For the eighth year, experts from government agencies, universities, and private industry gathered at NYIT to discuss the latest topics in cybersecurity. This year’s discussion panels looked at everything from the vulnerability of smart cities and your mobile identity to figuring out how to secure private data in the health and finance sectors to educating the next generation of cybersecurity talent. Above all, speakers encouraged audience members to protect their cyber identities—whether as part of their jobs or in their daily lives.
During the panel on health and financial data, Kathy Hughes, vice president and chief information security officer at Northwell Health, reinforced the need for individual vigilance in this age of cybercrime. “Every employee is also a member of the security team,” she said.
The increasing use of mobile devices by individuals and cloud-based services by organizations was also discussed. By 2020, people across the globe will be using 3–4 internet devices each (as opposed to 1–2 today). Already, many of the internet-connected devices in use are extremely vulnerable to attacks. With the convenience of interconnectivity comes insecurity, and according to several speakers, any endpoint user is a possible “weak link.” At the panel “How Vulnerable are Smart Cities? Securing the Internet of Things and Critical Infrastructure,” Richard Jacobs, assistant special agent in charge, Cyber Branch at New York Federal Bureau of Investigation, advised businesses to train their employees to maintain security. Later, Susanne Wetzel, the conference’s afternoon plenary speaker and program director at the National Science Foundation (NSF), said,“[Our] overwhelming reliance on this complex cyberspace has exposed its fragility and vulnerabilities.” According to Wetzel, the NSF, like NYIT, is looking for “new ways to design, build, and operate cyber systems; protect existing infrastructure; and motivate and educate individuals about cybersecurity.”
From left: Assistant Professor Jonathan Voris and Dean Nada Anid with panelists Tariq Habib, Amy Batallones, Richard Jacobs, and Cordell Schachter.
In the afternoon session Protecting the Mobile Identity from Cyber Theft, panelist Chris Drake, chief technology officer at iconectiv, spoke about the need to protect our mobile phone numbers from criminals who hijack numbers in order to impersonate the owner and steal personal data. Kiran Balagani, Ph.D., associate professor at NYIT School of Engineering and Computing Sciences, explained that as the industry moves to using biometrics (fingerprints, facial recognition, etc.) and away from passwords to authenticate a user, technology is needed that recognize users accurately and economically without draining a device's battery life.
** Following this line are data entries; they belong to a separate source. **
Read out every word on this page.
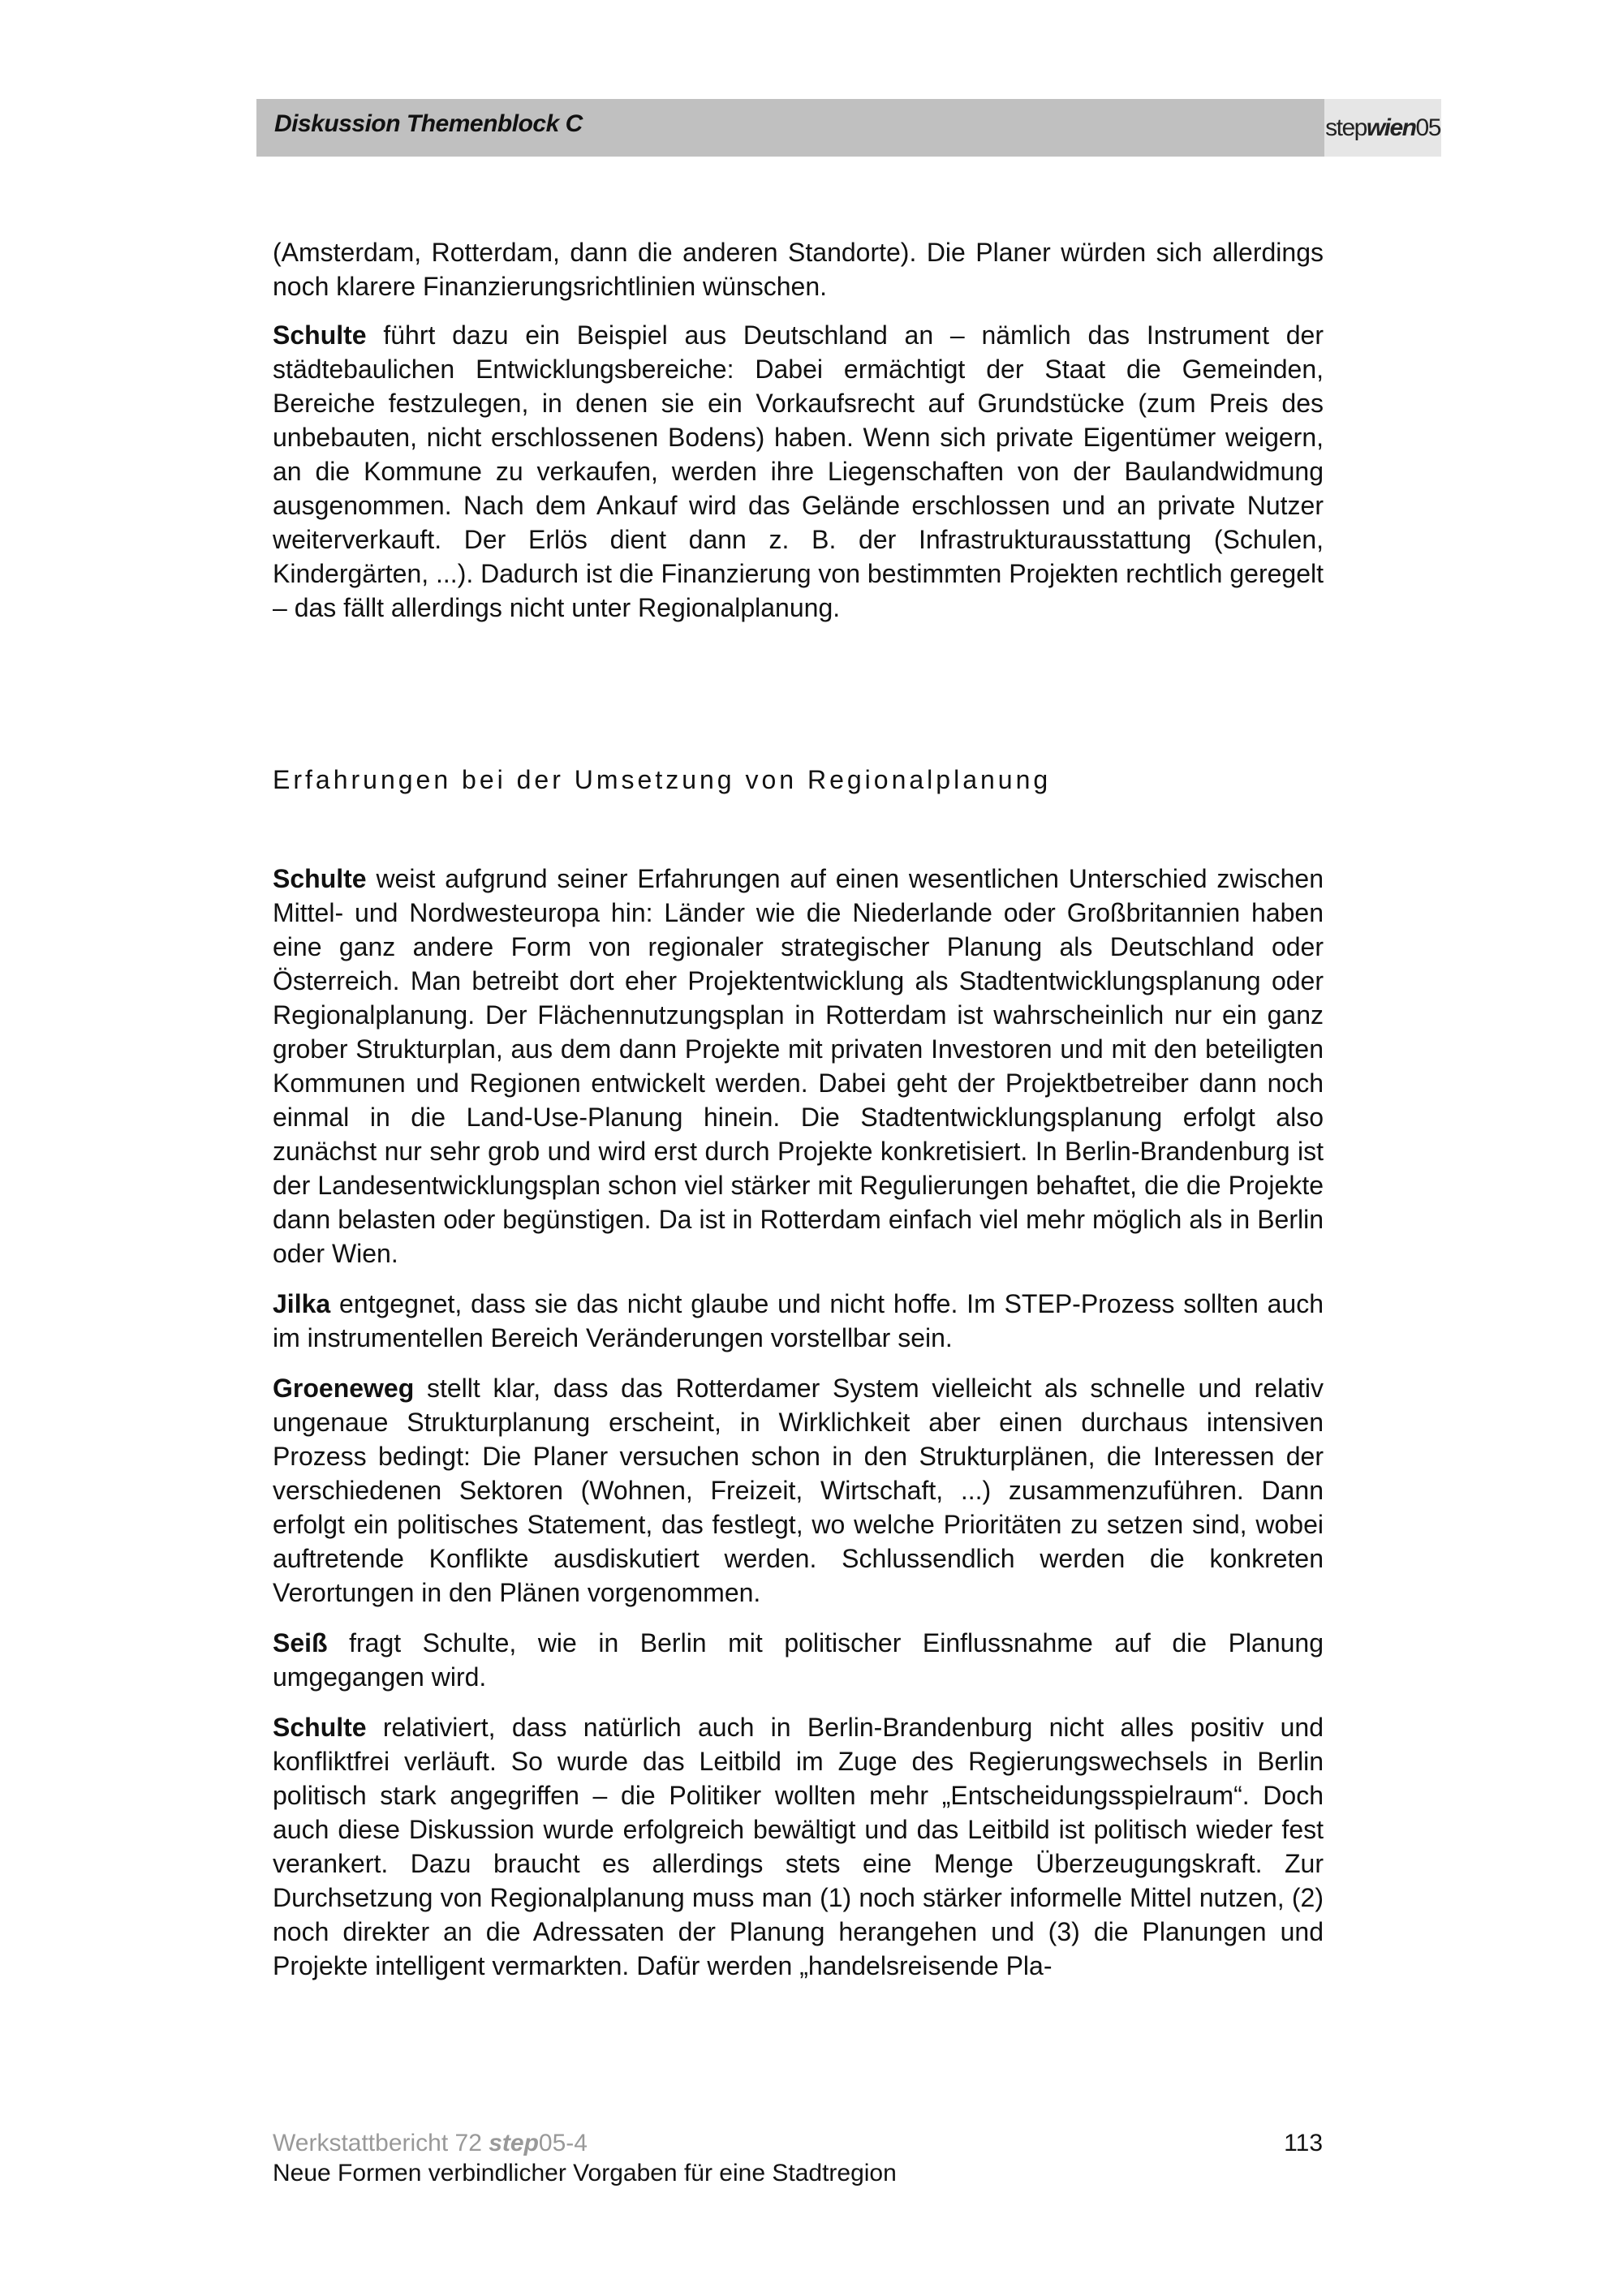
Diskussion Themenblock C	step wien 05

(Amsterdam, Rotterdam, dann die anderen Standorte). Die Planer würden sich allerdings noch klarere Finanzierungsrichtlinien wünschen.

Schulte führt dazu ein Beispiel aus Deutschland an – nämlich das Instrument der städtebaulichen Entwicklungsbereiche: Dabei ermächtigt der Staat die Gemeinden, Bereiche festzulegen, in denen sie ein Vorkaufsrecht auf Grundstücke (zum Preis des unbebauten, nicht erschlossenen Bodens) haben. Wenn sich private Eigentümer weigern, an die Kommune zu verkaufen, werden ihre Liegenschaften von der Baulandwidmung ausgenommen. Nach dem Ankauf wird das Gelände erschlossen und an private Nutzer weiterverkauft. Der Erlös dient dann z. B. der Infrastrukturausstattung (Schulen, Kindergärten, ...). Dadurch ist die Finanzierung von bestimmten Projekten rechtlich geregelt – das fällt allerdings nicht unter Regionalplanung.

Erfahrungen bei der Umsetzung von Regionalplanung

Schulte weist aufgrund seiner Erfahrungen auf einen wesentlichen Unterschied zwischen Mittel- und Nordwesteuropa hin: Länder wie die Niederlande oder Großbritannien haben eine ganz andere Form von regionaler strategischer Planung als Deutschland oder Österreich. Man betreibt dort eher Projektentwicklung als Stadtentwicklungsplanung oder Regionalplanung. Der Flächennutzungsplan in Rotterdam ist wahrscheinlich nur ein ganz grober Strukturplan, aus dem dann Projekte mit privaten Investoren und mit den beteiligten Kommunen und Regionen entwickelt werden. Dabei geht der Projektbetreiber dann noch einmal in die Land-Use-Planung hinein. Die Stadtentwicklungsplanung erfolgt also zunächst nur sehr grob und wird erst durch Projekte konkretisiert. In Berlin-Brandenburg ist der Landesentwicklungsplan schon viel stärker mit Regulierungen behaftet, die die Projekte dann belasten oder begünstigen. Da ist in Rotterdam einfach viel mehr möglich als in Berlin oder Wien.

Jilka entgegnet, dass sie das nicht glaube und nicht hoffe. Im STEP-Prozess sollten auch im instrumentellen Bereich Veränderungen vorstellbar sein.

Groeneweg stellt klar, dass das Rotterdamer System vielleicht als schnelle und relativ ungenaue Strukturplanung erscheint, in Wirklichkeit aber einen durchaus intensiven Prozess bedingt: Die Planer versuchen schon in den Strukturplänen, die Interessen der verschiedenen Sektoren (Wohnen, Freizeit, Wirtschaft, ...) zusammenzuführen. Dann erfolgt ein politisches Statement, das festlegt, wo welche Prioritäten zu setzen sind, wobei auftretende Konflikte ausdiskutiert werden. Schlussendlich werden die konkreten Verortungen in den Plänen vorgenommen.

Seiß fragt Schulte, wie in Berlin mit politischer Einflussnahme auf die Planung umgegangen wird.

Schulte relativiert, dass natürlich auch in Berlin-Brandenburg nicht alles positiv und konfliktfrei verläuft. So wurde das Leitbild im Zuge des Regierungswechsels in Berlin politisch stark angegriffen – die Politiker wollten mehr „Entscheidungsspielraum“. Doch auch diese Diskussion wurde erfolgreich bewältigt und das Leitbild ist politisch wieder fest verankert. Dazu braucht es allerdings stets eine Menge Überzeugungskraft. Zur Durchsetzung von Regionalplanung muss man (1) noch stärker informelle Mittel nutzen, (2) noch direkter an die Adressaten der Planung herangehen und (3) die Planungen und Projekte intelligent vermarkten. Dafür werden „handelsreisende Pla-

Werkstattbericht 72 step05-4
Neue Formen verbindlicher Vorgaben für eine Stadtregion
113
He is working on this type of technology with colleagues at NYIT and the College of William and Mary.
Another way to protect data is by ensuring that law enforcement agencies and businesses that have had data breaches work together. “Cybersecurity is a team sport,” said Peter Bloniarz, the morning session’s plenary speaker and executive director and senior policy advisor at New York State Cyber Security Advisory Board.
Education is also a key component in the first line of defense. “You don’t necessarily have to have deep technical skills in order to work in cybersecurity,” explained Heather Ricciuto, global academic outreach leader at IBM Security, at the panel “Strengthening the Cybersecurity Talent Pipeline: Educating the Ethical Hackers of the Future.” She added, “Regardless of the skills we bring, all of us have to work together to close the cybersecurity gap.”
Conferences like the one at NYIT remain great resources for educators and cyber professionals. “[We can learn about] new ideas, new tools, new approaches, and new research to take back to our classrooms and labs and to educate and build the talent the world needs,” said Nada Anid, Ph.D., dean of the School of Engineering and Computing Sciences.